Downloading Required Dependencies

You will need to download and install following dependencies in order to smoothly run openlitespeed installation process:

cd ~/Downloads
wget http://mirror.centos.org/centos/7/os/x86_64/Packages/openssl-1.0.2k-19.el7.x86_64.rpm
wget http://mirror.centos.org/centos/7/os/x86_64/Packages/openssl-libs-1.0.2k-19.el7.x86_64.rpm
wget http://download-ib01.fedoraproject.org/pub/epel/7/x86_64/Packages/l/libargon2-20161029-3.el7.x86_64.rpm

Installing Required Dependencies

cd ~/Downloads
yum install openssl*.rpm
yum install libargon2-20161029-3.el7.x86_64.rpm

Installing OpenLiteSpeed

OpenLiteSpeed provides a repository for its software you can use to download and install the server with CentOS’s standard yum command. To enable this repository for your CentOS system, first download and add the developer’s software signing key:

cd ~/Downloads

rpm --import https://rpms.litespeedtech.com/centos/RPM-GPG-KEY-litespeed
wget https://rpms.litespeedtech.com/centos/litespeed-repo-1.2-1.el7.noarch.rpm

yum install litespeed-repo-1.2-1.el7.noarch.rpm
yum install openlitespeed lsphp73


Setting the Administrative Password

By default, the password is set to 123456, so you should change this immediately. You can do this by running a script provided by OpenLiteSpeed:

/usr/local/lsws/admin/misc/admpass.sh

Output
Administrator's username/password is updated successfully!

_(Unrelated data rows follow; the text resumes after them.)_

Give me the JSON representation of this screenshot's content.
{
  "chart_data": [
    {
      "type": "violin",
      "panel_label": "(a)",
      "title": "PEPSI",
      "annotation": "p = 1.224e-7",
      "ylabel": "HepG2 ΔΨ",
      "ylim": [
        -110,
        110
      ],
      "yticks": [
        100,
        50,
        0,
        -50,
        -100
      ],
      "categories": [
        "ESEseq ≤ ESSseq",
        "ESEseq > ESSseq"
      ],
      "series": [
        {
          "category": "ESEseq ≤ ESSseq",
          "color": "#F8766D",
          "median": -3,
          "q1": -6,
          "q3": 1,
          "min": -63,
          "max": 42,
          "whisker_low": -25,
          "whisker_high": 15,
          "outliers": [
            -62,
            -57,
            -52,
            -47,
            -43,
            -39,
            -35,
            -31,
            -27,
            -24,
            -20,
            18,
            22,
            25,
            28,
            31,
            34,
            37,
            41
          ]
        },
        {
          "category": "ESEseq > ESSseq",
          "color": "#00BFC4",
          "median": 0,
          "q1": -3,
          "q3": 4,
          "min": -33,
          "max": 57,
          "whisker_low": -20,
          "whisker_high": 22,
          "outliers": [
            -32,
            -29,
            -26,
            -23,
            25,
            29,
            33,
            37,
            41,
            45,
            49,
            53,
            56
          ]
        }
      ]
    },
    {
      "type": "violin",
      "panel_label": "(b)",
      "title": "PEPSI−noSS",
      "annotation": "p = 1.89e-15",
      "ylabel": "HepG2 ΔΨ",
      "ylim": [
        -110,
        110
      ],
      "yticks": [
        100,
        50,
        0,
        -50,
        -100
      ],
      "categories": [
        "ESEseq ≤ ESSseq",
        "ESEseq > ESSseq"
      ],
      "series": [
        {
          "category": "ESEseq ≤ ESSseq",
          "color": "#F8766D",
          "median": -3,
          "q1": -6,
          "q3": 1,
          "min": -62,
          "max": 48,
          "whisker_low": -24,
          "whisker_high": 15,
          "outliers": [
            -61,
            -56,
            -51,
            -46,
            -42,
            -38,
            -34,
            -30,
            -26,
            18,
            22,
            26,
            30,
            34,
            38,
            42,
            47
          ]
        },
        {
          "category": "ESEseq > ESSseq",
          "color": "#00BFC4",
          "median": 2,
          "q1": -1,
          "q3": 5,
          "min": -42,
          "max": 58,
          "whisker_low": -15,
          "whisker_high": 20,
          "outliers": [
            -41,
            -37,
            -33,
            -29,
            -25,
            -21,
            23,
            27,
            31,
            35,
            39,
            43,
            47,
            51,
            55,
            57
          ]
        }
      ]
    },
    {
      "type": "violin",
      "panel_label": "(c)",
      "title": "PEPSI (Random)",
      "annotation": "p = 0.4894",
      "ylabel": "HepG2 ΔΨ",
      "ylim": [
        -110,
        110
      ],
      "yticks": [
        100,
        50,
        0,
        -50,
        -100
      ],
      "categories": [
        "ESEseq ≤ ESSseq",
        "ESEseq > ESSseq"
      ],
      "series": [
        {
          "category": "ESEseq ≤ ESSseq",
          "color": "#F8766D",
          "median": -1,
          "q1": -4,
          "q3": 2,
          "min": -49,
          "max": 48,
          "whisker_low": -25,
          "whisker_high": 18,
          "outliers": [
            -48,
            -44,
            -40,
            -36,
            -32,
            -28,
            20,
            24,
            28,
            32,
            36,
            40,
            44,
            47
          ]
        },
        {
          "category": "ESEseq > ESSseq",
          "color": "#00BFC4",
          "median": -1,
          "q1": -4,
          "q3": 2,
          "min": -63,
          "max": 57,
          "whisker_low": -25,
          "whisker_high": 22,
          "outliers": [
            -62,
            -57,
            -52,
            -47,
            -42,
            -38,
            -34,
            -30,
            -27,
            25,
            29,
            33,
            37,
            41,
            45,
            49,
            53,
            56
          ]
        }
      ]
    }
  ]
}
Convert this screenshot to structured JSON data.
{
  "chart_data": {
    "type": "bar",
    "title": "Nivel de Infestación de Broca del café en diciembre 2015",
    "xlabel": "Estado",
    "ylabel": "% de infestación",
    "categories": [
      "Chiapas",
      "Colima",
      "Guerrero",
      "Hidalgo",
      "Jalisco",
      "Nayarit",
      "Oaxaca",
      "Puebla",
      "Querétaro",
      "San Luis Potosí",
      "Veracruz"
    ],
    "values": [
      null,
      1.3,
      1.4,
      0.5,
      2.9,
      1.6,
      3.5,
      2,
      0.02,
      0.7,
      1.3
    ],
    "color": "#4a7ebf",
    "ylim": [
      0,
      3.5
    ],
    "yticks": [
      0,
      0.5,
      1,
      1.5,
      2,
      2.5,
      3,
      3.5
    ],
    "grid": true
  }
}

Starting and Connecting to the Server

OpenLiteSpeed should have started automatically after it was installed. You can verify this using the lswsctrl command:

sudo /usr/local/lsws/bin/lswsctrl status

Output
litespeed is running with PID 5556.

If it is not started, you can start the server using lswsctrl:

sudo /usr/local/lsws/bin/lswsctrl start

Output
[OK] litespeed: pid=5138.

You need to open up few ports on firewall to access its browser based GUI.

sudo ufw allow 8088
sudo ufw allow 7080

Open up web browser and navigate to your server's hostname or IP address, followed by :8088 to specify the port:

http://server_name_or_IP:8088

You will see the default OpenLiteSpeed web page, which looks like below:

When you are done exploring the default site, you can navigate to the administrative interface. In your web browser, using HTTPS, navigate to your server’s name or IP address followed by :7080 to specify the port:

https://server_name_or_IP:7080

You will be prompted to enter the administrative username and password that you selected with the admpass.sh script in the earlier step:


Once you correctly authenticate, you will be presented with the OpenLiteSpeed administration interface:


From this administrative web console the majority of your configuration for the web server will take place.

Wrapping up

You now have a OpenLiteSpeed web server that is primarily managed through the administrative web interface.